Adeta canlılığını yitirmiş, suratı kireç rengine dönmüş, bir ölüm makinesini andırıyordu. O kireç gibi surat, çok şeyler anlatıyordu. Dudakları yapışmış ve gözleri donuklaşmış kendinden geçmiş hâldeydi.
Dudakları açılıp kapandı fakat hiçbir sesi kimseye ulaşmadı. Kapının zili, çölde yankılanan bir çıngırak gibi yalnızlığını bozdu. Gözleri sanki içeri çekilip kaybolmuş, onların yerine görme yeteneği olmadığı belli iki cisim gelmişti. Mutlu günlerini de unutmuştu.
Sabah erkenden evden çıktığında, neşeli ve mutlu bir gülümsemeyle bakkala günaydın demişti. Atışmaları dahi hep sevinç gösterisine dönerdi. Bu defa “Gidersen şimşir kaşığı almalısın,” Diye tembihlemişti.
İş yerine vardığında içine bir huzursuzluk çökmüştü. Ruhu sıkılmış dalgalarla boğuşmuş ve ufka varamamıştı. Acaba ters giden neydi diye sordu kendisine.
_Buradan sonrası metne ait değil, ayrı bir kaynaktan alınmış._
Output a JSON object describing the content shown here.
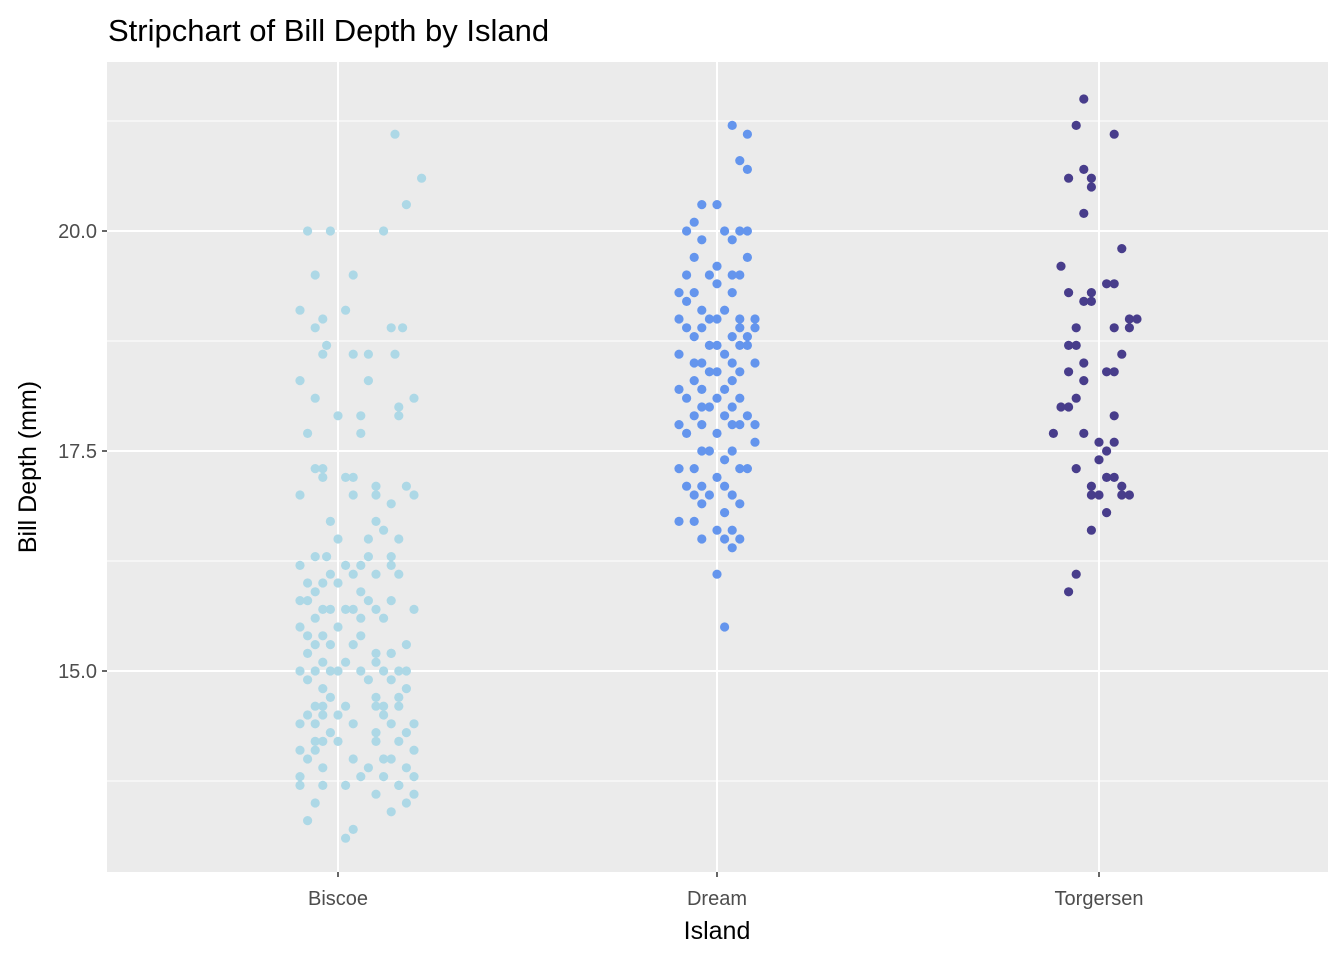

Gününü her zamanki, gibi koşturmacayla geçirdi. Müdür, akşama geç kalabiliriz, demişti. Müdürün söylevi işgüzarlıktı.
Bakkala haber salıp beklesindi. Onun da ayarı bu şekilde arada bozulduğu oluyordu. Bakkal ne yapsın gecesi gündüzü yoktu. Babası “Bakkalı kapatalım başka bir iş yap,” Demişti. Babasının haklılığı bugün ortaya çıkıyor. En az altmış yıldır devam eden bakkalı kapatmak istemiyordu.
Mahallesiyle organik bağ kurmuştu. Durumlarına göre de ödemelerini düzenliyordu. Sonuç olarak işine biraz uzak olduğu hâlde bu mahallede oturmayı kabulleniyordu. Olaylar için, düşünür ve iyi kararlar verirdi. Çıkmazlarını çözmeye bayılıyordu. Onun için mahallede herkese yardım ediyordu.
Olayları değerlendirirken, detaylara girmeden, değişimi fark ederek, belirli bir çerçeve içerisine almayı düşünüyordu. Akşama geç kalmamaya çalıştı. Toplantının içeriğini sordu. Tüm kederli bir belirsizlik kapladı çevresini, algılayamadı diyeceklerini.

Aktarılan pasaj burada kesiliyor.